You can read the press release here.
UPDATE (7 September 2020)
The EDPB launched, on 7 September 2020, a public consultation on the Controller-Processor Guidelines and the Social Media Targeting Guidelines.
In particular, the Controller-Processor Guidelines seek to provide guidance on the concepts of controller and processor based on Article 4 of the GDPR and the provisions on obligations in Chapter IV, as well as to clarify the meaning of the concepts and to clarify the different roles and the distribution of responsibilities between these actors. In addition, the Controller-Processor Guidelines highlight that the Article 29 Working Party issued guidance on the concepts of controller/processor in its Opinion 1/2010 (WP169) ('the WP29 Opinion') in order to provide clarifications and concrete examples with respect to definitions of the same and joint controllers but that the concrete application of the concepts needs further clarification, with the EDPB now deeming it necessary to provide more developed and specific guidance in order to ensure a consistent and harmonised approach throughout the EU and the EEA. Furthermore, the Controller-Processor Guidelines outline that they would replace the WP29 Opinion as to these concepts.
Moreover, the Controller-Processor Guidelines highlight that, in the absence of control arising from legal provisions, the qualification of a party as a controller must be established on the basis of an assessment of the factual circumstances surrounding the processing, and that all relevant factual circumstances must be taken into account in order to reach a conclusion as to whether a particular entity exercises a determinative influence with respect to the processing of personal data in question. In addition, the Controller-Processor Guidelines note that the need for factual assessment also means that the role of a controller is not rooted in the nature of an entity that is processing data but from its concrete activities in a specific context and that the same entity may act at the same time as controller for certain processing operations and as processor for others, further outlining that the qualification as controller or processor has to be assessed with regard to each specific data processing activity.

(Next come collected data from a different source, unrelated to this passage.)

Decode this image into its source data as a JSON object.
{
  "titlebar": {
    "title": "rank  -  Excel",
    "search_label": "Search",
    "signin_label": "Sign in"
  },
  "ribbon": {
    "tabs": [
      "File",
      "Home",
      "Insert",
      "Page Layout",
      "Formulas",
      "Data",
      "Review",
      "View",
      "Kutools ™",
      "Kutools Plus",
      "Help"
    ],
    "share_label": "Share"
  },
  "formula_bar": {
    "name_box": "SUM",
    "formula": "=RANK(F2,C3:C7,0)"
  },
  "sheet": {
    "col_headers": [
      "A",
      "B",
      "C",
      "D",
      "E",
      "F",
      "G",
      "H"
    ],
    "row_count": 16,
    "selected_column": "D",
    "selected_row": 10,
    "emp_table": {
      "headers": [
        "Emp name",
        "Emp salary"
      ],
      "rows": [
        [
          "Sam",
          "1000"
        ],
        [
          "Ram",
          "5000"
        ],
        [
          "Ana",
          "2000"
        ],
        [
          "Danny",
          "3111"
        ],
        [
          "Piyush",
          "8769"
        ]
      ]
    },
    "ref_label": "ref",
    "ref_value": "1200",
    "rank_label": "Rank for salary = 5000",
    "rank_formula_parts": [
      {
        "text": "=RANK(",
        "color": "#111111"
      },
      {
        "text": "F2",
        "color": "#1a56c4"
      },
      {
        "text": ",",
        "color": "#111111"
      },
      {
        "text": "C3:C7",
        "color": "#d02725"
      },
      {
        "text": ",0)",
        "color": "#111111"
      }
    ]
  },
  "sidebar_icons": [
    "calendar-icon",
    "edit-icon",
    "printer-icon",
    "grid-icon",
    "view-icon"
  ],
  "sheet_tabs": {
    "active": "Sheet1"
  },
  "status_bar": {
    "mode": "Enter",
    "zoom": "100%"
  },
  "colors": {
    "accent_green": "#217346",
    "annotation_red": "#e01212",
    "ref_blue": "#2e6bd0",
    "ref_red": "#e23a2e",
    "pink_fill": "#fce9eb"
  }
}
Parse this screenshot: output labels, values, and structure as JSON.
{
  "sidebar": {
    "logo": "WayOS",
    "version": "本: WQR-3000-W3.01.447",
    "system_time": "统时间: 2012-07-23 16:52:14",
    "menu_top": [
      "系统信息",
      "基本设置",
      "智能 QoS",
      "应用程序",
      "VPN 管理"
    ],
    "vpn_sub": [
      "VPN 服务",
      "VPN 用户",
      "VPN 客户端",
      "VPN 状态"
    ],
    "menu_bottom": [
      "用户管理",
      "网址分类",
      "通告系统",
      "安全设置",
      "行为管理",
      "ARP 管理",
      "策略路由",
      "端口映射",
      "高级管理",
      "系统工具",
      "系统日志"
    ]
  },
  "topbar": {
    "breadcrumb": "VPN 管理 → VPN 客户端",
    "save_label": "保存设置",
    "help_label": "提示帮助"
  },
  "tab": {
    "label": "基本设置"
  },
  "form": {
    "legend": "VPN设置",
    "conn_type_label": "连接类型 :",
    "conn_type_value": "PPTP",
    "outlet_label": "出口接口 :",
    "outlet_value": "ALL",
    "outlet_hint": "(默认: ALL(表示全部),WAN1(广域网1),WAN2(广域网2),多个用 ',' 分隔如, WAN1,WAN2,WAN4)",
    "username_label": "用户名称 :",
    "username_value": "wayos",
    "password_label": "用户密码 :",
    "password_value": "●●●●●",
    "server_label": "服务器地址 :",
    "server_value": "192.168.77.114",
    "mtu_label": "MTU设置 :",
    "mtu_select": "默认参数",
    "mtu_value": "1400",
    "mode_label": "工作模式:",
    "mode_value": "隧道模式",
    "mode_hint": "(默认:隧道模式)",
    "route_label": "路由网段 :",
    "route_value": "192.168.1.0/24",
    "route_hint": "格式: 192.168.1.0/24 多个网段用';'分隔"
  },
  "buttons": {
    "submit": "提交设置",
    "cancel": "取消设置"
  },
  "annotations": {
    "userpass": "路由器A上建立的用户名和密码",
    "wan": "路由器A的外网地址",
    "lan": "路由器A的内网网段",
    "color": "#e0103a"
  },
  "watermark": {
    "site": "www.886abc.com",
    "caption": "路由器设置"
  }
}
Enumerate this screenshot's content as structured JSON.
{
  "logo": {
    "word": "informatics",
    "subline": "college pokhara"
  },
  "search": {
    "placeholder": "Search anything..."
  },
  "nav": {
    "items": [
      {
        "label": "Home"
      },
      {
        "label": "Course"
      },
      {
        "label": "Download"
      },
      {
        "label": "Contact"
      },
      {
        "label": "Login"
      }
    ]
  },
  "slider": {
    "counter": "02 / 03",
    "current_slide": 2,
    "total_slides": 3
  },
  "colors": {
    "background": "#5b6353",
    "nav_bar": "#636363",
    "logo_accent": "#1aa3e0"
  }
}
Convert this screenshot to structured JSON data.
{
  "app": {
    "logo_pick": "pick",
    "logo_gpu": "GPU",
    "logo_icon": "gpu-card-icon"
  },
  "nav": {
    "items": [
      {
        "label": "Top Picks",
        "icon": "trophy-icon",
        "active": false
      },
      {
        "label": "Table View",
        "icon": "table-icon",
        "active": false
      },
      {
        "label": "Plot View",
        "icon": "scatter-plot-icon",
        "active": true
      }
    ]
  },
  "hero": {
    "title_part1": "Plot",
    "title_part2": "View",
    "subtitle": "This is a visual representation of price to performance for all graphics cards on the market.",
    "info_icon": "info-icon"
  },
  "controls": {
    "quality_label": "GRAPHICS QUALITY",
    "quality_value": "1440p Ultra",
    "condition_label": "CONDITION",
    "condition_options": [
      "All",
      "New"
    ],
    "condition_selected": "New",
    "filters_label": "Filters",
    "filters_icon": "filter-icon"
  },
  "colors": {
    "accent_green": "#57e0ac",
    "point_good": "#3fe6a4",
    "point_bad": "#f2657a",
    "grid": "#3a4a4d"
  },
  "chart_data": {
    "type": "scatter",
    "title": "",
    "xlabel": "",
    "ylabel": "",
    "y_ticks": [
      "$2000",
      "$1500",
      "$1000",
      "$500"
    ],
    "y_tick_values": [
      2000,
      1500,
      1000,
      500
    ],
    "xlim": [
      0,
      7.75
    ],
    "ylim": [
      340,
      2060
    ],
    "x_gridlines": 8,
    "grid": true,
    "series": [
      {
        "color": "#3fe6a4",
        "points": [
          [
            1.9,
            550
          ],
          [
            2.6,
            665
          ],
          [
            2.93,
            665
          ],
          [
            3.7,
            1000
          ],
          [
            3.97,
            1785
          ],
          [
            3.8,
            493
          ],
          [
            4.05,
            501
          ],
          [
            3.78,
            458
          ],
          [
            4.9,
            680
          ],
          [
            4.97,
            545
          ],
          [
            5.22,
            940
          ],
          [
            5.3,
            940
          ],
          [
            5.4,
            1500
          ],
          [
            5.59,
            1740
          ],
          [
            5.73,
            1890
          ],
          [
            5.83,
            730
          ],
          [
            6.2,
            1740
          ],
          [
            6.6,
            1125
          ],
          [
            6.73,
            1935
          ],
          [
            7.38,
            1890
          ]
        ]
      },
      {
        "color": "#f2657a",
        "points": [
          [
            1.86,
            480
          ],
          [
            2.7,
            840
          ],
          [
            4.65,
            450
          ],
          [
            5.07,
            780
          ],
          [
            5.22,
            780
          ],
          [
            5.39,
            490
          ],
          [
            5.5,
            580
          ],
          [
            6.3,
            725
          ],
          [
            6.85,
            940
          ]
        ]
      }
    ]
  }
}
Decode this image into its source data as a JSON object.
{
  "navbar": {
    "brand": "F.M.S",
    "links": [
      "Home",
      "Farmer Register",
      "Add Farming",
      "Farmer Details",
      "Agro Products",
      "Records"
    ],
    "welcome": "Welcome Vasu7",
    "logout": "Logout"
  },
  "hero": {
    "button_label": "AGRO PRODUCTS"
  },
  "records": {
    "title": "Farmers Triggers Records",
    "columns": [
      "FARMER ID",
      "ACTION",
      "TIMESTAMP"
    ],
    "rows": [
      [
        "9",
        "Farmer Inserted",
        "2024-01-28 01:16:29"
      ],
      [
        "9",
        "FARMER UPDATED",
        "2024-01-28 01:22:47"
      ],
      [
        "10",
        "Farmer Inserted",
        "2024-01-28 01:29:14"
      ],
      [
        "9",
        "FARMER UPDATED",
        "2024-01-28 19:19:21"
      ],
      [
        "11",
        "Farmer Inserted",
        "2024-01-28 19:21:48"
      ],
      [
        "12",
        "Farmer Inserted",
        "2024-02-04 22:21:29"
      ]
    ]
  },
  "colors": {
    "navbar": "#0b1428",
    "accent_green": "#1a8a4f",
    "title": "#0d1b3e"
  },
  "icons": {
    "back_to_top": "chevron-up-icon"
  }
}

The Social Media Targeting Guidelines offer guidance concerning the targeting of social media users, in particular as regards the responsibilities of targeters and social media providers, and seek to clarify what the distribution of responsibilities might look like between targeters and social media providers on the basis of practical examples. Furthermore, the Social Media Targeting Guidelines stresses that the main aim of their issuance is therefore to clarify the roles and responsibilities among the social media provider and the targeter, to identify the potential risks for the rights and freedoms of individuals, to identify the main actors and their roles (section 4), and to tackle the application of key data protection requirements (such as lawfulness and transparency, DPIA, etc.) as well as key elements of arrangements between social media providers and the targeters.
Comments on the Controller-Processor Guidelines must be submitted to the EDPB via an online form here and comments on the Social Media Targeting Guidelines must be submitted to the EDPB via an online form here by 19 October 2020.